Publié le : 26/05/2026
À l’heure de la pause-déjeuner, la team Cofidis prend un moment pour échanger avec ceux qui font l’équipe. Avec "A l'abri du vent", on met la course de côté quelques minutes pour écouter et prendre le temps. Aujourd’hui, partons à la rencontre de Paul Ourselin.
Peux-tu nous raconter ton parcours avant d’arriver chez les professionnels ?
J’ai commencé le vélo à l’âge de 7 ans. Avant de passer professionnel, j’ai passé deux saisons au sein de l’équipe Vendée U. Ces deux années ont été très formatrices.
J’ai réussi à faire deux belles saisons, à montrer mon sérieux, mon engagement, et à progresser étape par étape. J’ai travaillé, j’ai fait mes preuves, participé aux stages, aux courses importantes, et c’est ce cheminement qui m’a permis d’accéder au monde professionnel.
Qu’est-ce qui t’a donné envie de faire du vélo ?

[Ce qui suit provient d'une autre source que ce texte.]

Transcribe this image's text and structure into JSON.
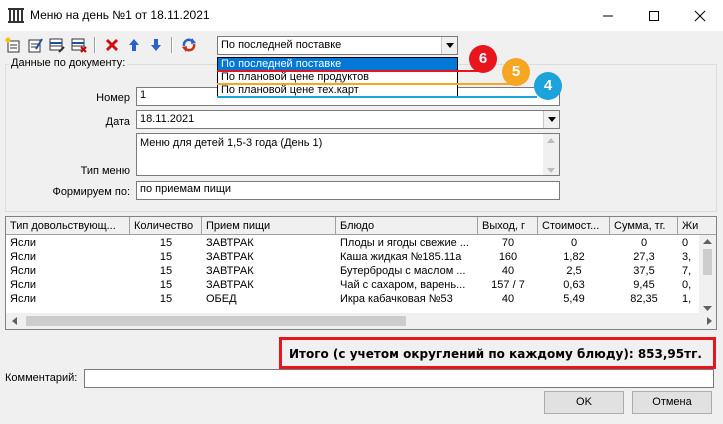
{
  "window": {
    "title": "Меню на день №1 от 18.11.2021"
  },
  "toolbar": {
    "icons": [
      "new-doc-icon",
      "edit-doc-icon",
      "table-edit-icon",
      "table-delete-icon",
      "delete-x-icon",
      "arrow-up-icon",
      "arrow-down-icon",
      "refresh-icon"
    ],
    "price_mode": {
      "value": "По последней поставке",
      "options": [
        "По последней поставке",
        "По плановой цене продуктов",
        "По плановой цене тех.карт"
      ]
    }
  },
  "badges": [
    {
      "label": "6",
      "color": "#e8151c"
    },
    {
      "label": "5",
      "color": "#f5a623"
    },
    {
      "label": "4",
      "color": "#1ca3dc"
    }
  ],
  "doc": {
    "group_label": "Данные по документу:",
    "number_label": "Номер",
    "number_value": "1",
    "date_label": "Дата",
    "date_value": "18.11.2021",
    "type_label": "Тип меню",
    "type_value": "Меню для детей 1,5-3 года (День 1)",
    "form_label": "Формируем по:",
    "form_value": "по приемам пищи"
  },
  "grid": {
    "columns": [
      "Тип довольствующ...",
      "Количество",
      "Прием пищи",
      "Блюдо",
      "Выход, г",
      "Стоимост...",
      "Сумма, тг.",
      "Жи"
    ],
    "rows": [
      [
        "Ясли",
        "15",
        "ЗАВТРАК",
        "Плоды и ягоды свежие ...",
        "70",
        "0",
        "0",
        "0"
      ],
      [
        "Ясли",
        "15",
        "ЗАВТРАК",
        "Каша жидкая №185.11а",
        "160",
        "1,82",
        "27,3",
        "3,"
      ],
      [
        "Ясли",
        "15",
        "ЗАВТРАК",
        "Бутерброды с маслом ...",
        "40",
        "2,5",
        "37,5",
        "7,"
      ],
      [
        "Ясли",
        "15",
        "ЗАВТРАК",
        "Чай с сахаром, варень...",
        "157 / 7",
        "0,63",
        "9,45",
        "0,"
      ],
      [
        "Ясли",
        "15",
        "ОБЕД",
        "Икра кабачковая №53",
        "40",
        "5,49",
        "82,35",
        "1,"
      ]
    ]
  },
  "total": "Итого (с учетом округлений по каждому блюду): 853,95тг.",
  "comment": {
    "label": "Комментарий:",
    "value": ""
  },
  "buttons": {
    "ok": "OK",
    "cancel": "Отмена"
  },
  "colors": {
    "highlight_red": "#e8151c",
    "highlight_orange": "#f5a623",
    "highlight_blue": "#1ca3dc",
    "selection": "#0078d7"
  }
}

Principalement mon père. Comme beaucoup d’enfants, on suit un peu l’exemple familial. J’ai grandi dans cet environnement-là, et naturellement, j’ai pris le vélo.

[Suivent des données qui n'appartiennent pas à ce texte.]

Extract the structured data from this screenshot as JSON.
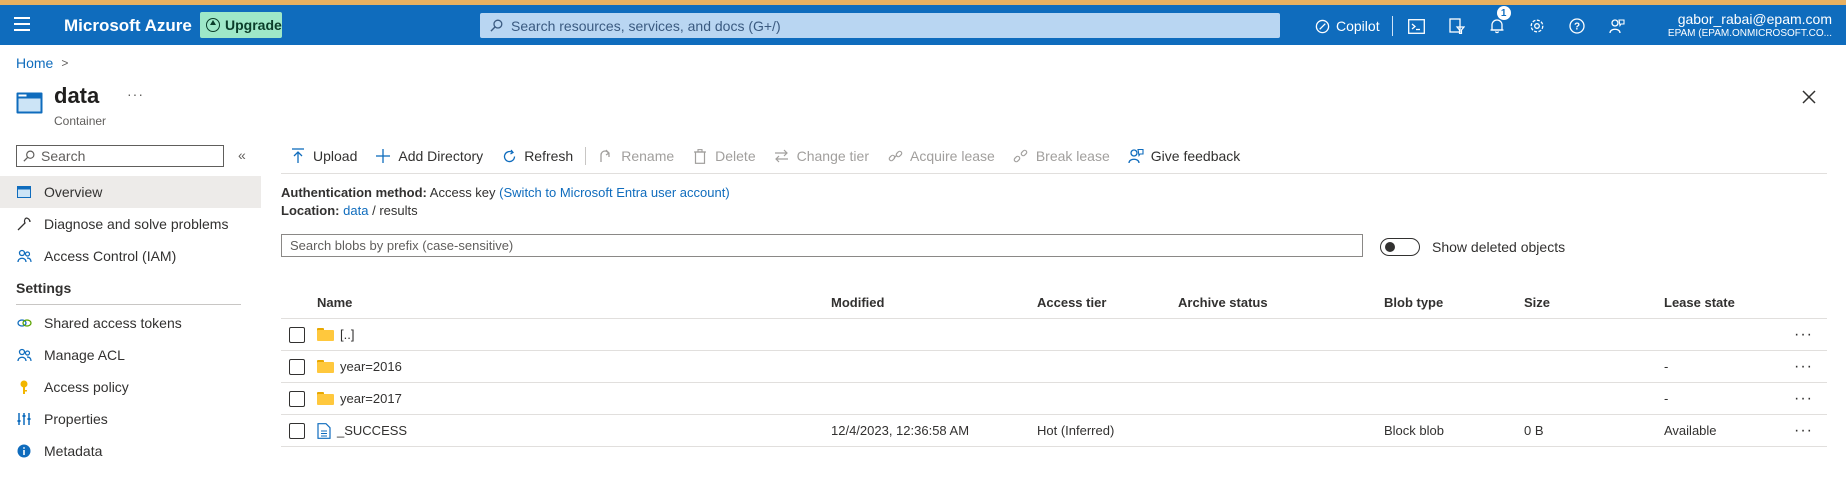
{
  "colors": {
    "topbar": "#0f6cbd",
    "accent_strip": "#e8b060",
    "upgrade_bg": "#9ee8c8",
    "link": "#0f6cbd"
  },
  "topbar": {
    "brand": "Microsoft Azure",
    "upgrade_label": "Upgrade",
    "search_placeholder": "Search resources, services, and docs (G+/)",
    "copilot_label": "Copilot",
    "notification_count": "1",
    "account_user": "gabor_rabai@epam.com",
    "account_tenant": "EPAM (EPAM.ONMICROSOFT.CO..."
  },
  "breadcrumb": {
    "home": "Home"
  },
  "resource": {
    "title": "data",
    "more": "···",
    "type": "Container"
  },
  "sidebar": {
    "search_placeholder": "Search",
    "collapse": "«",
    "top_items": [
      {
        "label": "Overview",
        "icon": "overview-icon"
      },
      {
        "label": "Diagnose and solve problems",
        "icon": "wrench-icon"
      },
      {
        "label": "Access Control (IAM)",
        "icon": "people-icon"
      }
    ],
    "settings_heading": "Settings",
    "settings_items": [
      {
        "label": "Shared access tokens",
        "icon": "link-icon"
      },
      {
        "label": "Manage ACL",
        "icon": "people-icon"
      },
      {
        "label": "Access policy",
        "icon": "key-icon"
      },
      {
        "label": "Properties",
        "icon": "properties-icon"
      },
      {
        "label": "Metadata",
        "icon": "info-icon"
      }
    ]
  },
  "toolbar": {
    "upload": "Upload",
    "add_directory": "Add Directory",
    "refresh": "Refresh",
    "rename": "Rename",
    "delete": "Delete",
    "change_tier": "Change tier",
    "acquire_lease": "Acquire lease",
    "break_lease": "Break lease",
    "give_feedback": "Give feedback"
  },
  "auth": {
    "label": "Authentication method:",
    "value": "Access key",
    "switch_link": "(Switch to Microsoft Entra user account)"
  },
  "location": {
    "label": "Location:",
    "container": "data",
    "separator": "/",
    "folder": "results"
  },
  "blob_search_placeholder": "Search blobs by prefix (case-sensitive)",
  "show_deleted_label": "Show deleted objects",
  "table": {
    "columns": [
      "Name",
      "Modified",
      "Access tier",
      "Archive status",
      "Blob type",
      "Size",
      "Lease state"
    ],
    "rows": [
      {
        "kind": "folder",
        "name": "[..]",
        "modified": "",
        "tier": "",
        "archive": "",
        "blob_type": "",
        "size": "",
        "lease": ""
      },
      {
        "kind": "folder",
        "name": "year=2016",
        "modified": "",
        "tier": "",
        "archive": "",
        "blob_type": "",
        "size": "",
        "lease": "-"
      },
      {
        "kind": "folder",
        "name": "year=2017",
        "modified": "",
        "tier": "",
        "archive": "",
        "blob_type": "",
        "size": "",
        "lease": "-"
      },
      {
        "kind": "file",
        "name": "_SUCCESS",
        "modified": "12/4/2023, 12:36:58 AM",
        "tier": "Hot (Inferred)",
        "archive": "",
        "blob_type": "Block blob",
        "size": "0 B",
        "lease": "Available"
      }
    ],
    "row_more": "···"
  }
}
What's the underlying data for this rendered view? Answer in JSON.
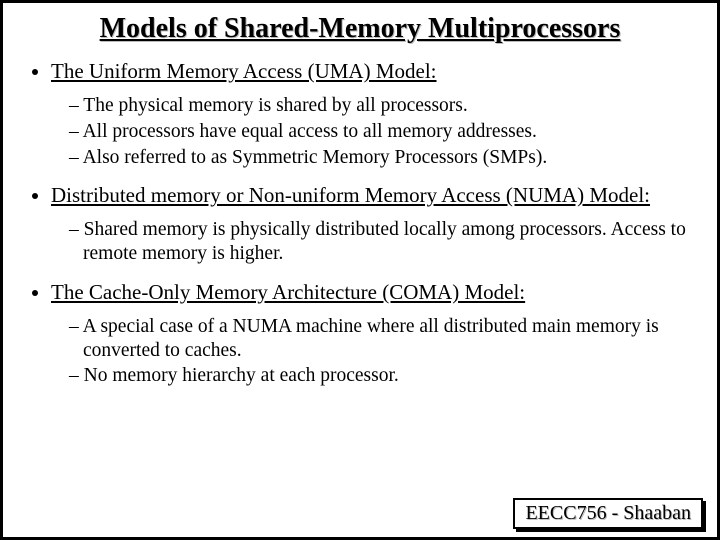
{
  "title": "Models of Shared-Memory Multiprocessors",
  "sections": [
    {
      "heading": "The Uniform Memory Access (UMA) Model:",
      "points": [
        "The physical memory is shared by all processors.",
        "All processors have equal access to all memory addresses.",
        "Also referred to as Symmetric Memory Processors (SMPs)."
      ]
    },
    {
      "heading": "Distributed memory or Non-uniform Memory Access (NUMA) Model:",
      "points": [
        "Shared memory is physically distributed locally among processors.  Access to remote memory is higher."
      ]
    },
    {
      "heading": "The Cache-Only Memory Architecture (COMA) Model:",
      "points": [
        "A special case of a NUMA machine where all distributed main memory is converted to caches.",
        "No memory hierarchy at each processor."
      ]
    }
  ],
  "footer": "EECC756 - Shaaban"
}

Au début, c’était surtout pour découvrir, pour voir jusqu’où je pouvais aller, sans trop me projeter.
C’est difficile à dater précisément quand le vélo est devenu au fil du temps plus qu’une passion. Quand on est jeune, on en rêve, mais ça paraît toujours très loin, presque inaccessible.
J’ai toujours eu cet objectif en tête, mais au départ j’étais plutôt en retard par rapport aux autres. J’ai dû beaucoup travailler, progresser lentement.
C’est vraiment au fil des années, et surtout sur les deux dernières saisons amateurs, quand j’ai intégré une structure solide, que l’espoir est devenu plus concret.
As-tu eu des sources d’inspiration dans le cyclisme ?
Un peu, oui, mais je n’ai jamais été un grand fan d’un coureur en particulier. J’aimais regarder les courses à la télévision, suivre le cyclisme en général.
Il y a des coureurs qui marquent plus que d’autres à certaines périodes, mais je n’ai jamais eu une idole unique ou un modèle précis.
Y a-t-il un moment clé qui t’a fait évoluer, humainement ou sportivement ?
Oui, clairement. Quand je suis arrivé en Vendée à l’âge de 18 ans.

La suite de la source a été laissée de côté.